今月6日に公表されたこの6月の会合の議事録では参加者たちがインフレに強い警戒感を示し、「経済成長のペースを一時的に遅らせたとしてもインフレ抑制が重要だ」という認識を確認し、「インフレ圧力が続く場合はより厳しい政策が適切だ」とする方向性を共有していました。

ピザ店では

記録的なインフレが続くアメリカでは食料品の価格が幅広く値上がりして、市民の生活を圧迫しています。

ニューヨークで創業から50年を超える老舗のピザ店ではチーズや小麦粉などの原材料の値上がりを受けて値上げに踏み切ることを決めました。先週からメニューの価格を書き換える作業を始めています。準備が整い次第値上げするということです。

値上げ幅はピザによって異なりますが平均で10%から20%上昇し、このうち、この店の人気メニューであるチーズとトマトのピザは18インチで25ドル50セントから(およそ3490円)29ドルに(およそ3970円)値上げとなります。

店のマネージャーは「今はあらゆる原材料が値上がりしているのでピザを値上げするしかない。一品目が値上がりするというのは過去にもあったが、同時にあらゆる物が値上がりするというのはこれまで経験したことがない。採算がとれなくて販売の中止を余儀なくされた商品もある」と話しています。

また、店の客からは「値上げになるのは残念です。これほど急激な物価上昇は経験したことがありません。スーパーに行ってもあらゆる物が値上がりしているように見えます。昼食も買いに行く代わりに家から持って行くなどして節約しています」といった声が聞かれました。

スポーツ用品店では

アメリカで続く記録的なインフレは衣類や靴などにも及んでいます。

東部ニュージャージー州でスニーカーなどの靴やスポーツウエアを販売するスポーツ用品店では、ことしに入ってすべての商品が10%から15%程度、値上がりしたということです。中には販売価格が90ドルから130ドルに値上がりしたスニーカーや、45ドルから60ドルに値上がりしたTシャツもあるということです。
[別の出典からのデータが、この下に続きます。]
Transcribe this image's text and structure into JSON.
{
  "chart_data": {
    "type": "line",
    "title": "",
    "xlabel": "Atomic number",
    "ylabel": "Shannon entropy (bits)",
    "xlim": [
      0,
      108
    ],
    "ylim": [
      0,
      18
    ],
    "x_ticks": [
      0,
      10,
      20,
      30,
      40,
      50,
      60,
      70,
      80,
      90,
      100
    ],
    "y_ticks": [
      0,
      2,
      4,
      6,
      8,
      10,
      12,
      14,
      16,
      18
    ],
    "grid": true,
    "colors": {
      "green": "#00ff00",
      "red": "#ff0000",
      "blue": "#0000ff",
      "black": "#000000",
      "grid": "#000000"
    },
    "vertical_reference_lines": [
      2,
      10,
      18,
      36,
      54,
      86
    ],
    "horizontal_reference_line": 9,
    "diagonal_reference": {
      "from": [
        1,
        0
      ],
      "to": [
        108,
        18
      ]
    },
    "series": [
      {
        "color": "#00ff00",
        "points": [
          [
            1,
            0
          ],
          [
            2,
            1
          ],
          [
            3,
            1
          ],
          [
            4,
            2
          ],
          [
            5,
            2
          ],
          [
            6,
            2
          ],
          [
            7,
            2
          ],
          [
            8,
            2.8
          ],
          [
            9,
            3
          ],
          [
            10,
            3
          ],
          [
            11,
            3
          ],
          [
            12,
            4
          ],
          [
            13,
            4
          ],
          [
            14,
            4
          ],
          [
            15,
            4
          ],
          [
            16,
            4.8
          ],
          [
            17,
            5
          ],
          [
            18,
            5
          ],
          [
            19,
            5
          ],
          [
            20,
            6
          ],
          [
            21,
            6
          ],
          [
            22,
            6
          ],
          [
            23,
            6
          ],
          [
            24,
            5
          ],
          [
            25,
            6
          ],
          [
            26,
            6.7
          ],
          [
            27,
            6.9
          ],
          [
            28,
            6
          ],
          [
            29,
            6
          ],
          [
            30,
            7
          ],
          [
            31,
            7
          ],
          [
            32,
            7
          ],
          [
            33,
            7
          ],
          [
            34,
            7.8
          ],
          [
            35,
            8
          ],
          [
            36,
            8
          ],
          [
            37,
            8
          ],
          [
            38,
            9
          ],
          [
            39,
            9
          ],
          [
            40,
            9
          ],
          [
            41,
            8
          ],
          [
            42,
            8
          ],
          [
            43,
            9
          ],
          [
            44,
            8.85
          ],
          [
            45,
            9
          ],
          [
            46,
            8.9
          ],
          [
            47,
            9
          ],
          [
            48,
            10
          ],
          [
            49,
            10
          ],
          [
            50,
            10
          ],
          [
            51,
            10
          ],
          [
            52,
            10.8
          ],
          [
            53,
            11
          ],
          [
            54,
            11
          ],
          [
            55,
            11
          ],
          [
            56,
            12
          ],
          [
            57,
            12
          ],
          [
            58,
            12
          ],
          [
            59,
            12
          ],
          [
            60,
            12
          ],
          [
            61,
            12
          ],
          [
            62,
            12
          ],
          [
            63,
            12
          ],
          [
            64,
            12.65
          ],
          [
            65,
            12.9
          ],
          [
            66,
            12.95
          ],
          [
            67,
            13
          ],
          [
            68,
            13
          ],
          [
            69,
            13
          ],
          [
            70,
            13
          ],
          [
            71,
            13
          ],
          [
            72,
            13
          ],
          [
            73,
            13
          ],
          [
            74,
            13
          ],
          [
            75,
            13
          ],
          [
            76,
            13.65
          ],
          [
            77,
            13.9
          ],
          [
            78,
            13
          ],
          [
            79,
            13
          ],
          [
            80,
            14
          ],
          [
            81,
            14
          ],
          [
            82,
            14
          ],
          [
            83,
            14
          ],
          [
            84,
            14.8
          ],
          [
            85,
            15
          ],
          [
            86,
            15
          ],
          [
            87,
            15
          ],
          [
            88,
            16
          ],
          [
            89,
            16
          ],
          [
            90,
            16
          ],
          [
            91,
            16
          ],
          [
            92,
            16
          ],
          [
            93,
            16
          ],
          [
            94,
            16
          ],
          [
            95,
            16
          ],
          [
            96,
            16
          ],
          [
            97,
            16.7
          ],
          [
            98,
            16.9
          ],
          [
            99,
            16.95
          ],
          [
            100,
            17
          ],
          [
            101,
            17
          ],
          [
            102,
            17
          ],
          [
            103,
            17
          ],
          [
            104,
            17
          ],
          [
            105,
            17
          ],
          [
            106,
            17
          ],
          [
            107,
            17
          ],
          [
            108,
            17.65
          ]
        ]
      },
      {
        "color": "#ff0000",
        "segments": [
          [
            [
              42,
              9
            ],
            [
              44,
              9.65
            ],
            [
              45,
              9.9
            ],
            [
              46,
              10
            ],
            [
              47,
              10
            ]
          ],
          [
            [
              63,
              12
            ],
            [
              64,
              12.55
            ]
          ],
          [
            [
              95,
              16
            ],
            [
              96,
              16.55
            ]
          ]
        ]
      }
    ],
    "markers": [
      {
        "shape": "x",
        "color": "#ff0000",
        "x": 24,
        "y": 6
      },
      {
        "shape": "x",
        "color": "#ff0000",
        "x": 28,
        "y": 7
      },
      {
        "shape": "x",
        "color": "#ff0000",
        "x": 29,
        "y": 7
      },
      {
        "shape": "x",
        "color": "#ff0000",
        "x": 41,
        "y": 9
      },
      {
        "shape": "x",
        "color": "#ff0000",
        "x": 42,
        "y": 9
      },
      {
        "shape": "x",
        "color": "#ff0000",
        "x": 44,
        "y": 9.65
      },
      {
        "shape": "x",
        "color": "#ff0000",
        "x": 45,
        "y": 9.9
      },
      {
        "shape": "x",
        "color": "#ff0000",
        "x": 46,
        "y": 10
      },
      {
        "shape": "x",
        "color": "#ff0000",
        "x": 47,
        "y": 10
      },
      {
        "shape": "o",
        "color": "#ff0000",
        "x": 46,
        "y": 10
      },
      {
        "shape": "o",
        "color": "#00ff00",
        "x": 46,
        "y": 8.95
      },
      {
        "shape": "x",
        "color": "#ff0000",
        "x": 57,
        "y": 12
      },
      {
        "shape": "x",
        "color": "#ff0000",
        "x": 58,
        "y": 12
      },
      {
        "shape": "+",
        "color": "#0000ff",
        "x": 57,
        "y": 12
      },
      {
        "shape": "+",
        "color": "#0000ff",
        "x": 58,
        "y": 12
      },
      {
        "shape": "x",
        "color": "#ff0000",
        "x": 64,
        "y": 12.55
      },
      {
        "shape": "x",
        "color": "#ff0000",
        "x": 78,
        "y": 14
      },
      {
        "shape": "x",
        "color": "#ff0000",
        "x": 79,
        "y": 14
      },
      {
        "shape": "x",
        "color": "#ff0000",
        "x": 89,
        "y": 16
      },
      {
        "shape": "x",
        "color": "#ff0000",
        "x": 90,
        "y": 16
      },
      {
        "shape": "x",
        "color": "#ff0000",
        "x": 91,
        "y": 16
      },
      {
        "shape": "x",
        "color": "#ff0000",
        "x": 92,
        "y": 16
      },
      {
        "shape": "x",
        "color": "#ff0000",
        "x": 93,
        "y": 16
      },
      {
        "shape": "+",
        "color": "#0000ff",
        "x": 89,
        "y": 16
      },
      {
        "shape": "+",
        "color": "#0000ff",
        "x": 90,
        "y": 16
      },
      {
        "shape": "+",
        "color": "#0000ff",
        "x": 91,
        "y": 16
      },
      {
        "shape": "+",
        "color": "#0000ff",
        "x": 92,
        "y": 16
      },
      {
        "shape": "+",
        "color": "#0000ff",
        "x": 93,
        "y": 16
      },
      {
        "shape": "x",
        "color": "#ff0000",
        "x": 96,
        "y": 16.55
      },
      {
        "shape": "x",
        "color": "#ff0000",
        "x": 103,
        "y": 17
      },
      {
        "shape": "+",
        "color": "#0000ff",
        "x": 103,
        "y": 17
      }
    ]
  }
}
店によりますとことしに入ってからは来店客数はおよそ半分に減り、売り上げが落ち込み始めているということです。

店のマネージャーは「1つのブランドだけでなくすべてのブランドが値上げをしていて多くの人たちの懐に影響しています。私たちも大きな影響を受けていてこの店で働いてもうすぐ10年になりますがことしは最悪の年です」と話していました。

店の利用客は「靴の値段の値上がりには気付いています。以前は90ドルだった靴が今は110ドルになり、一気に値上がりしていて、予算を超える靴を買うかどうかよく考えなくてはならなくなっている」と話していました。

ガソリンスタンドでは

アメリカではガソリン価格の高騰が続き、インフレ圧力を強めています。

ニューヨークのガソリンスタンドでは7月23日の時点で、レギュラーガソリンの価格が1ガロンあたり(=3.78リットル)4ドル59セントでした。

ことし2月下旬のロシアによるウクライナへの軍事侵攻の前には、1ガロンあたり3ドル前後の水準で推移していましたが、4月に4ドルを超え、5月には5ドルを超えたということです。

アメリカのエネルギー情報局によりますと全米のレギュラーガソリンの平均価格は去年5月までは1ガロンあたり2ドル台、その後、3ドル台で推移してきましたが、ことし3月初旬に4ドル台に、そして6月中旬に5ドルを超えて最高値を更新しました。1年前と比べた上昇率は60%を超えました。

6月下旬から7月にかけてガソリン価格は下落に転じ、このガソリンスタンドでも先週、1ガロンあたり5ドルを下回りましたが、依然として高止まりしています。

訪れた利用客からは「45ドルを払って給油できるのはタンクの半分の量で、価格が高すぎます」といった声や、「弟に会うため月に2回、車を3時間、運転してペンシルベニア州に行っていたのですが月に1回に減らしました」といった声が聞かれました。